The name identifies the person. And whereas our names say nothing about us and may be attached to the neighbor as appropriately as to us, there is an element of confusion and misunderstanding at times as to who is meant and to whom this good or this evil is to be attached. But there is one God. And there is one Jehovah. Whenever we say, “My God”, we have touched Jehovah. We have called upon Him; we have asked Him to listen to us. We have handled His name with or without care. We have lifted it from its holy position either with holy or unholy tongues. The idol is nothing. It is a nonentity, and therefore every time we say God, whether we say it and write it with a capital letter or a lower case letter, He is touched. He knows that there is no God besides Him. He knows that He is God alone. And when you say “God.” He without exception considers it a reference to Himself. As the jealous God that He is, He cannot and will not consider that anyone else is implied when that name God in any form is used.

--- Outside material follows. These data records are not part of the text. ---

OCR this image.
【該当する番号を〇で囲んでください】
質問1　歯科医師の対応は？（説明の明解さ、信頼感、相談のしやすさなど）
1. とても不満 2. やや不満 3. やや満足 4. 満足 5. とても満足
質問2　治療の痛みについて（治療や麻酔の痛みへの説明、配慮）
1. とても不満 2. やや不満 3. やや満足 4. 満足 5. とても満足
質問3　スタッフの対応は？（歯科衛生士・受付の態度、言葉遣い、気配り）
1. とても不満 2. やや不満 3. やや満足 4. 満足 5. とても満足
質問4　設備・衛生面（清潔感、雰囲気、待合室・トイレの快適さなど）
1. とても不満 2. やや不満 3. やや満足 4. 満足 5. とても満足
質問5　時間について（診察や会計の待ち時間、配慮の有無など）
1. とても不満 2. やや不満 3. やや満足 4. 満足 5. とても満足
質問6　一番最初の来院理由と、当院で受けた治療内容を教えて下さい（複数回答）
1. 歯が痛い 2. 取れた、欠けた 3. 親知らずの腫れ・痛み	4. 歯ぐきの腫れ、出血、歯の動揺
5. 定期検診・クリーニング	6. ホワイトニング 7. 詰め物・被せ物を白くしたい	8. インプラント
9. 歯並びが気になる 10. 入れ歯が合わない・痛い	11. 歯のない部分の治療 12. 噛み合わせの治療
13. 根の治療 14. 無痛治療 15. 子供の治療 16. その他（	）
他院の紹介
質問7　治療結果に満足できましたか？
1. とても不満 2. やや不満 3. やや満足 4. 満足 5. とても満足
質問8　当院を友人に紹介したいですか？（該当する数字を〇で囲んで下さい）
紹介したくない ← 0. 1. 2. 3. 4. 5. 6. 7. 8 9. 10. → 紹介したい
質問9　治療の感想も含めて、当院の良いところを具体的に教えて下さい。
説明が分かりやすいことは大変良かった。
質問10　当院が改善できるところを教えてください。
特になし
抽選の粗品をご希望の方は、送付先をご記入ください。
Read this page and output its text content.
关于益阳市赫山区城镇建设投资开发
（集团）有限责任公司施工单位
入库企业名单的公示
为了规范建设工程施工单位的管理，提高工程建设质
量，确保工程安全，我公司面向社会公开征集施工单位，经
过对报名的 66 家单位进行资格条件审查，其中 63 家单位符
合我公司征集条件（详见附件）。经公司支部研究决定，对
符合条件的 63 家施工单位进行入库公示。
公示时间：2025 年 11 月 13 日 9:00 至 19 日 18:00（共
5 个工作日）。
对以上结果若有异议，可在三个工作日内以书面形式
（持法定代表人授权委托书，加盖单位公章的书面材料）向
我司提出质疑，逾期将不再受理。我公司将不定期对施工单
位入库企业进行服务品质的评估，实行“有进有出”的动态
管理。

He is jealous of His position as God alone. He is jealous of His glory as God. And exactly because He is the sovereign God of heaven and earth, the Creator of each and every creature, He has a perfect right to be jealous and to punish all those who show hatred against Him by their vain use of His name. He “exacts exclusive devotion” and “is intolerant of rivalry.” This He may be because He is God alone. And whether we like it or not, we cannot change that fact. Man has tried to do so for well nigh six thousand years. Man has tried to become His equal. He has tried to reach up and drag God down to his level. He has tried to climb up to sit next to Him. But he has failed utterly and will always fail, for he has been made by God and depends upon Him for all things.
Let us beware then lest we provoke Him by our evil use of His name. What is evil use of that name? The third commandment speaks of vain use, and the word vain means empty, idle, purposeless. Of course, a man does not always use that name purposelessly. There are times when he need not mention that name at all and when he does so nevertheless. That is a purposeless, vain, idle use of the name. So often His name falls off the lips of men (and women) when they do not have Him in their thoughts at all. That is vain use. That is purposeless use. But the idea of vain use means much more. It means each and every use of that name for any other purpose than that for which God has given it.
He has given us the name of God, with all its variations, in order that we may speak to Him and of Him with reverence. Without knowing His name we could not pray to Him. Without that name we could not teach our children concerning Him. We could not sing His praises. Without that name we could not comfort one another by reviewing His promises and work. And if we use His name for any other reason than to speak to Him and of Him with reverence, we have taken that name in vain. Whenever we use His name without having Him in our thoughts and without consciously referring to Him, we have misused His name and sinned against Him! The seraphim use it to praise Him, to speak to Him of His glory. And they do so with the fear of reverence. For they hide their faces before Him with one pair of their wings. They handle His name with reverent care. They lift it delicately and in effect in their cry express that His name is holy.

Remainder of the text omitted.